> These add little or nothing new
I would argue it adds readability and clarity,
I don’t see how it’s more readable or clear. ‘format' is rather clear. % looks like mod. + with string is at least somehow related to adding something.
Any clarity and readability gained by a syntax variant has to be weighed against loss of clarity and readability resulting from users needing to know two or more things instead of one. SC is already pretty bad for this. Maybe not quite Perl-like, but despite all the expert enthusiasm for many variants Perl has not faired well generally.
db is less clear and readable than dbamp. It looks like it should get decibels from the receiver rather than convert from them.
I hope I make it clear in the above response that it isn't typing that's a problem, it's that the design of format in this language feels bad and looks bad, and there are viable alternatives that have worked well in other languages.
Don’t think about how it feels to you, think about the effect it has on the language, users and general case.

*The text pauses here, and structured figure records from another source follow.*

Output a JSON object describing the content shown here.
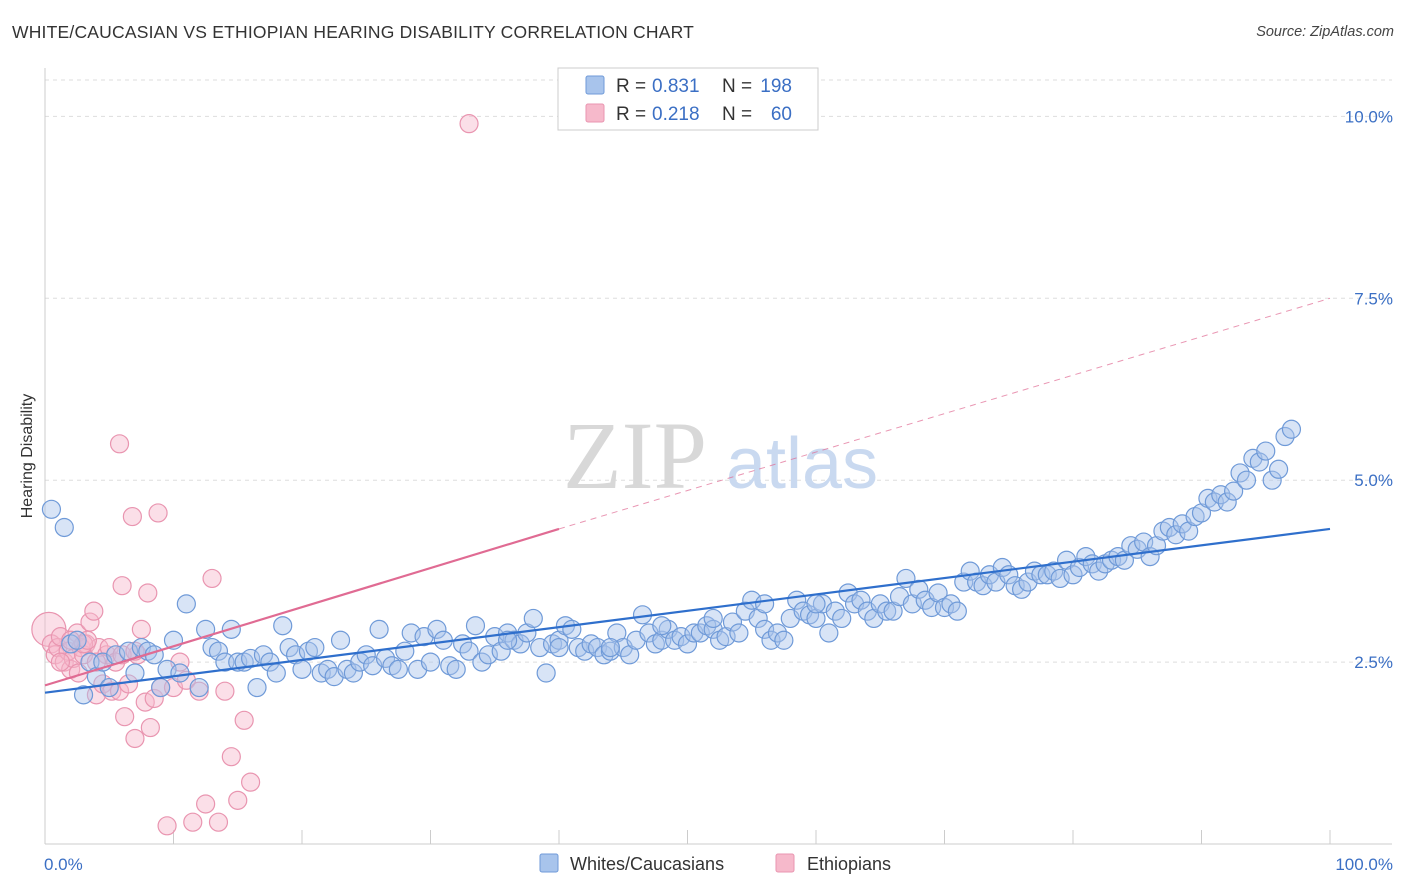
{
  "header": {
    "title": "WHITE/CAUCASIAN VS ETHIOPIAN HEARING DISABILITY CORRELATION CHART",
    "source": "Source: ZipAtlas.com"
  },
  "watermark": {
    "zip": "ZIP",
    "atlas": "atlas"
  },
  "colors": {
    "blue_fill": "#a8c4ec",
    "blue_stroke": "#6f9ad8",
    "blue_line": "#2f6fcc",
    "pink_fill": "#f6b9cb",
    "pink_stroke": "#e995b0",
    "pink_line": "#e06b93",
    "grid": "#dddddd",
    "axis_text": "#3b6fc4"
  },
  "legend": {
    "r_label": "R =",
    "n_label": "N =",
    "rows": [
      {
        "r": "0.831",
        "n": "198"
      },
      {
        "r": "0.218",
        "n": "60"
      }
    ]
  },
  "chart_data": {
    "type": "scatter",
    "title": "WHITE/CAUCASIAN VS ETHIOPIAN HEARING DISABILITY CORRELATION CHART",
    "xlabel": "",
    "ylabel": "Hearing Disability",
    "xlim": [
      0,
      100
    ],
    "ylim": [
      0,
      10.5
    ],
    "x_tick_labels": [
      "0.0%",
      "100.0%"
    ],
    "y_ticks": [
      2.5,
      5.0,
      7.5,
      10.0
    ],
    "y_tick_labels": [
      "2.5%",
      "5.0%",
      "7.5%",
      "10.0%"
    ],
    "grid": true,
    "legend_position": "top-center",
    "series": [
      {
        "name": "Whites/Caucasians",
        "r": 0.831,
        "n": 198,
        "trend": {
          "x0": 0,
          "y0": 2.08,
          "x1": 100,
          "y1": 4.33
        },
        "points": [
          [
            0.5,
            4.6
          ],
          [
            1.5,
            4.35
          ],
          [
            2.0,
            2.75
          ],
          [
            2.5,
            2.8
          ],
          [
            3.0,
            2.05
          ],
          [
            3.5,
            2.5
          ],
          [
            4.0,
            2.3
          ],
          [
            4.5,
            2.5
          ],
          [
            5.0,
            2.15
          ],
          [
            5.5,
            2.6
          ],
          [
            6.5,
            2.65
          ],
          [
            7.0,
            2.35
          ],
          [
            7.5,
            2.7
          ],
          [
            8.0,
            2.65
          ],
          [
            8.5,
            2.6
          ],
          [
            9.0,
            2.15
          ],
          [
            9.5,
            2.4
          ],
          [
            10.0,
            2.8
          ],
          [
            10.5,
            2.35
          ],
          [
            11.0,
            3.3
          ],
          [
            12.0,
            2.15
          ],
          [
            12.5,
            2.95
          ],
          [
            13.0,
            2.7
          ],
          [
            13.5,
            2.65
          ],
          [
            14.0,
            2.5
          ],
          [
            14.5,
            2.95
          ],
          [
            15.0,
            2.5
          ],
          [
            15.5,
            2.5
          ],
          [
            16.0,
            2.55
          ],
          [
            16.5,
            2.15
          ],
          [
            17.0,
            2.6
          ],
          [
            17.5,
            2.5
          ],
          [
            18.0,
            2.35
          ],
          [
            18.5,
            3.0
          ],
          [
            19.0,
            2.7
          ],
          [
            19.5,
            2.6
          ],
          [
            20.0,
            2.4
          ],
          [
            20.5,
            2.65
          ],
          [
            21.0,
            2.7
          ],
          [
            21.5,
            2.35
          ],
          [
            22.0,
            2.4
          ],
          [
            22.5,
            2.3
          ],
          [
            23.0,
            2.8
          ],
          [
            23.5,
            2.4
          ],
          [
            24.0,
            2.35
          ],
          [
            24.5,
            2.5
          ],
          [
            25.0,
            2.6
          ],
          [
            25.5,
            2.45
          ],
          [
            26.0,
            2.95
          ],
          [
            26.5,
            2.55
          ],
          [
            27.0,
            2.45
          ],
          [
            27.5,
            2.4
          ],
          [
            28.0,
            2.65
          ],
          [
            28.5,
            2.9
          ],
          [
            29.0,
            2.4
          ],
          [
            29.5,
            2.85
          ],
          [
            30.0,
            2.5
          ],
          [
            30.5,
            2.95
          ],
          [
            31.0,
            2.8
          ],
          [
            31.5,
            2.45
          ],
          [
            32.0,
            2.4
          ],
          [
            32.5,
            2.75
          ],
          [
            33.0,
            2.65
          ],
          [
            33.5,
            3.0
          ],
          [
            34.0,
            2.5
          ],
          [
            34.5,
            2.6
          ],
          [
            35.0,
            2.85
          ],
          [
            35.5,
            2.65
          ],
          [
            36.0,
            2.9
          ],
          [
            36.5,
            2.8
          ],
          [
            37.0,
            2.75
          ],
          [
            37.5,
            2.9
          ],
          [
            38.0,
            3.1
          ],
          [
            38.5,
            2.7
          ],
          [
            39.0,
            2.35
          ],
          [
            39.5,
            2.75
          ],
          [
            40.0,
            2.8
          ],
          [
            40.5,
            3.0
          ],
          [
            41.0,
            2.95
          ],
          [
            41.5,
            2.7
          ],
          [
            42.0,
            2.65
          ],
          [
            42.5,
            2.75
          ],
          [
            43.0,
            2.7
          ],
          [
            43.5,
            2.6
          ],
          [
            44.0,
            2.65
          ],
          [
            44.5,
            2.9
          ],
          [
            45.0,
            2.7
          ],
          [
            45.5,
            2.6
          ],
          [
            46.0,
            2.8
          ],
          [
            46.5,
            3.15
          ],
          [
            47.0,
            2.9
          ],
          [
            47.5,
            2.75
          ],
          [
            48.0,
            2.8
          ],
          [
            48.5,
            2.95
          ],
          [
            49.0,
            2.8
          ],
          [
            49.5,
            2.85
          ],
          [
            50.0,
            2.75
          ],
          [
            50.5,
            2.9
          ],
          [
            51.0,
            2.9
          ],
          [
            51.5,
            3.0
          ],
          [
            52.0,
            2.95
          ],
          [
            52.5,
            2.8
          ],
          [
            53.0,
            2.85
          ],
          [
            53.5,
            3.05
          ],
          [
            54.0,
            2.9
          ],
          [
            54.5,
            3.2
          ],
          [
            55.0,
            3.35
          ],
          [
            55.5,
            3.1
          ],
          [
            56.0,
            2.95
          ],
          [
            56.5,
            2.8
          ],
          [
            57.0,
            2.9
          ],
          [
            57.5,
            2.8
          ],
          [
            58.0,
            3.1
          ],
          [
            58.5,
            3.35
          ],
          [
            59.0,
            3.2
          ],
          [
            59.5,
            3.15
          ],
          [
            60.0,
            3.1
          ],
          [
            60.5,
            3.3
          ],
          [
            61.0,
            2.9
          ],
          [
            61.5,
            3.2
          ],
          [
            62.0,
            3.1
          ],
          [
            62.5,
            3.45
          ],
          [
            63.0,
            3.3
          ],
          [
            63.5,
            3.35
          ],
          [
            64.0,
            3.2
          ],
          [
            64.5,
            3.1
          ],
          [
            65.0,
            3.3
          ],
          [
            65.5,
            3.2
          ],
          [
            66.0,
            3.2
          ],
          [
            66.5,
            3.4
          ],
          [
            67.0,
            3.65
          ],
          [
            67.5,
            3.3
          ],
          [
            68.0,
            3.5
          ],
          [
            68.5,
            3.35
          ],
          [
            69.0,
            3.25
          ],
          [
            69.5,
            3.45
          ],
          [
            70.0,
            3.25
          ],
          [
            70.5,
            3.3
          ],
          [
            71.0,
            3.2
          ],
          [
            71.5,
            3.6
          ],
          [
            72.0,
            3.75
          ],
          [
            72.5,
            3.6
          ],
          [
            73.0,
            3.55
          ],
          [
            73.5,
            3.7
          ],
          [
            74.0,
            3.6
          ],
          [
            74.5,
            3.8
          ],
          [
            75.0,
            3.7
          ],
          [
            75.5,
            3.55
          ],
          [
            76.0,
            3.5
          ],
          [
            76.5,
            3.6
          ],
          [
            77.0,
            3.75
          ],
          [
            77.5,
            3.7
          ],
          [
            78.0,
            3.7
          ],
          [
            78.5,
            3.75
          ],
          [
            79.0,
            3.65
          ],
          [
            79.5,
            3.9
          ],
          [
            80.0,
            3.7
          ],
          [
            80.5,
            3.8
          ],
          [
            81.0,
            3.95
          ],
          [
            81.5,
            3.85
          ],
          [
            82.0,
            3.75
          ],
          [
            82.5,
            3.85
          ],
          [
            83.0,
            3.9
          ],
          [
            83.5,
            3.95
          ],
          [
            84.0,
            3.9
          ],
          [
            84.5,
            4.1
          ],
          [
            85.0,
            4.05
          ],
          [
            85.5,
            4.15
          ],
          [
            86.0,
            3.95
          ],
          [
            86.5,
            4.1
          ],
          [
            87.0,
            4.3
          ],
          [
            87.5,
            4.35
          ],
          [
            88.0,
            4.25
          ],
          [
            88.5,
            4.4
          ],
          [
            89.0,
            4.3
          ],
          [
            89.5,
            4.5
          ],
          [
            90.0,
            4.55
          ],
          [
            90.5,
            4.75
          ],
          [
            91.0,
            4.7
          ],
          [
            91.5,
            4.8
          ],
          [
            92.0,
            4.7
          ],
          [
            92.5,
            4.85
          ],
          [
            93.0,
            5.1
          ],
          [
            93.5,
            5.0
          ],
          [
            94.0,
            5.3
          ],
          [
            94.5,
            5.25
          ],
          [
            95.0,
            5.4
          ],
          [
            95.5,
            5.0
          ],
          [
            96.0,
            5.15
          ],
          [
            96.5,
            5.6
          ],
          [
            97.0,
            5.7
          ],
          [
            36.0,
            2.8
          ],
          [
            40.0,
            2.7
          ],
          [
            44.0,
            2.7
          ],
          [
            48.0,
            3.0
          ],
          [
            52.0,
            3.1
          ],
          [
            56.0,
            3.3
          ],
          [
            60.0,
            3.3
          ]
        ]
      },
      {
        "name": "Ethiopians",
        "r": 0.218,
        "n": 60,
        "trend_solid": {
          "x0": 0,
          "y0": 2.18,
          "x1": 40,
          "y1": 4.33
        },
        "trend_dashed": {
          "x0": 40,
          "y0": 4.33,
          "x1": 100,
          "y1": 7.5
        },
        "points": [
          [
            0.3,
            2.95
          ],
          [
            0.5,
            2.75
          ],
          [
            0.8,
            2.6
          ],
          [
            1.0,
            2.7
          ],
          [
            1.2,
            2.85
          ],
          [
            1.5,
            2.5
          ],
          [
            1.8,
            2.65
          ],
          [
            2.0,
            2.4
          ],
          [
            2.2,
            2.55
          ],
          [
            2.5,
            2.9
          ],
          [
            2.8,
            2.7
          ],
          [
            3.0,
            2.6
          ],
          [
            3.2,
            2.75
          ],
          [
            3.5,
            3.05
          ],
          [
            3.8,
            3.2
          ],
          [
            4.0,
            2.05
          ],
          [
            4.2,
            2.7
          ],
          [
            4.5,
            2.2
          ],
          [
            4.8,
            2.6
          ],
          [
            5.0,
            2.7
          ],
          [
            5.2,
            2.1
          ],
          [
            5.5,
            2.5
          ],
          [
            5.8,
            2.1
          ],
          [
            6.0,
            3.55
          ],
          [
            6.2,
            1.75
          ],
          [
            6.5,
            2.2
          ],
          [
            6.8,
            4.5
          ],
          [
            7.0,
            1.45
          ],
          [
            7.2,
            2.6
          ],
          [
            7.5,
            2.95
          ],
          [
            7.8,
            1.95
          ],
          [
            8.0,
            3.45
          ],
          [
            8.2,
            1.6
          ],
          [
            8.5,
            2.0
          ],
          [
            8.8,
            4.55
          ],
          [
            9.0,
            2.15
          ],
          [
            9.5,
            0.25
          ],
          [
            10.0,
            2.15
          ],
          [
            10.5,
            2.5
          ],
          [
            11.0,
            2.25
          ],
          [
            11.5,
            0.3
          ],
          [
            12.0,
            2.1
          ],
          [
            12.5,
            0.55
          ],
          [
            13.0,
            3.65
          ],
          [
            13.5,
            0.3
          ],
          [
            14.0,
            2.1
          ],
          [
            14.5,
            1.2
          ],
          [
            15.0,
            0.6
          ],
          [
            15.5,
            1.7
          ],
          [
            16.0,
            0.85
          ],
          [
            5.8,
            5.5
          ],
          [
            33.0,
            9.9
          ],
          [
            3.0,
            2.75
          ],
          [
            3.3,
            2.8
          ],
          [
            2.0,
            2.8
          ],
          [
            1.2,
            2.5
          ],
          [
            4.0,
            2.5
          ],
          [
            6.0,
            2.6
          ],
          [
            7.0,
            2.65
          ],
          [
            2.6,
            2.35
          ]
        ]
      }
    ]
  }
}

This is primarily a readability concern. Descriptive/lengthy method names definitely are worth it for many operations, but I also feel that having to read another word for a very common operation adds unwanted noise.
format is not lengthy, or more onerous to read than %. We parse words, not letters. If it was Objective C style replaceInstancesOfPercentageSignWithCorresponingArgs: I would agree you have an argument.
How is this different from using ++ over (fictional) ".concat”?
++ is at least the only way to do it. That’s one way and easy to learn. % and mod, or at, [], @ are not so great, and two wrongs don’t make a right.
> make SC harder to learn
Fair. although parallelism with Python 2 helps I would think.
This is my biggest issue, and based on almost 20 years of teaching SC I can say it is pretty hard to overestimate the effect this has. Most users of SC are not experts, or python programmers. SC is domain specific, and for many, probably most users, it’s their first language, and maybe their only one. Their feelings are more important than yours, sorry. They hate needing to read and learn multiple syntaxes. Harder to learn is harder to use.
Even if not, why stop at Python? Why not add formatting equivalents for PHP, Swift, C++, Ruby, Pascal.? Then everyone could learn faster right? Nope… SC is already full of syntax variants which people added only because it was like their favourite language.
> violate existing conventions
I think anything new would have to do that, right?
I do not see what convention this violates, unless it's the general one of "there is another method." + and ++ are also symbolic String operators.
It uses an existing symbolic operator in a different non-intuitive sense. + and ++ at least make some sort of sense as being related to addition. I’m sure you can find other exceptions, but again two wrongs…
db replicating dbamp violates the well established convention of conversion methods being named fromto.
> and bloat the method table unnecessarily.
I fail to see how this is a concern at all. Maybe 8-16 extra bytes? No new selector symbol added. The dispatch itself is constant time.
True. Let’s say bloat the language unnecessarily.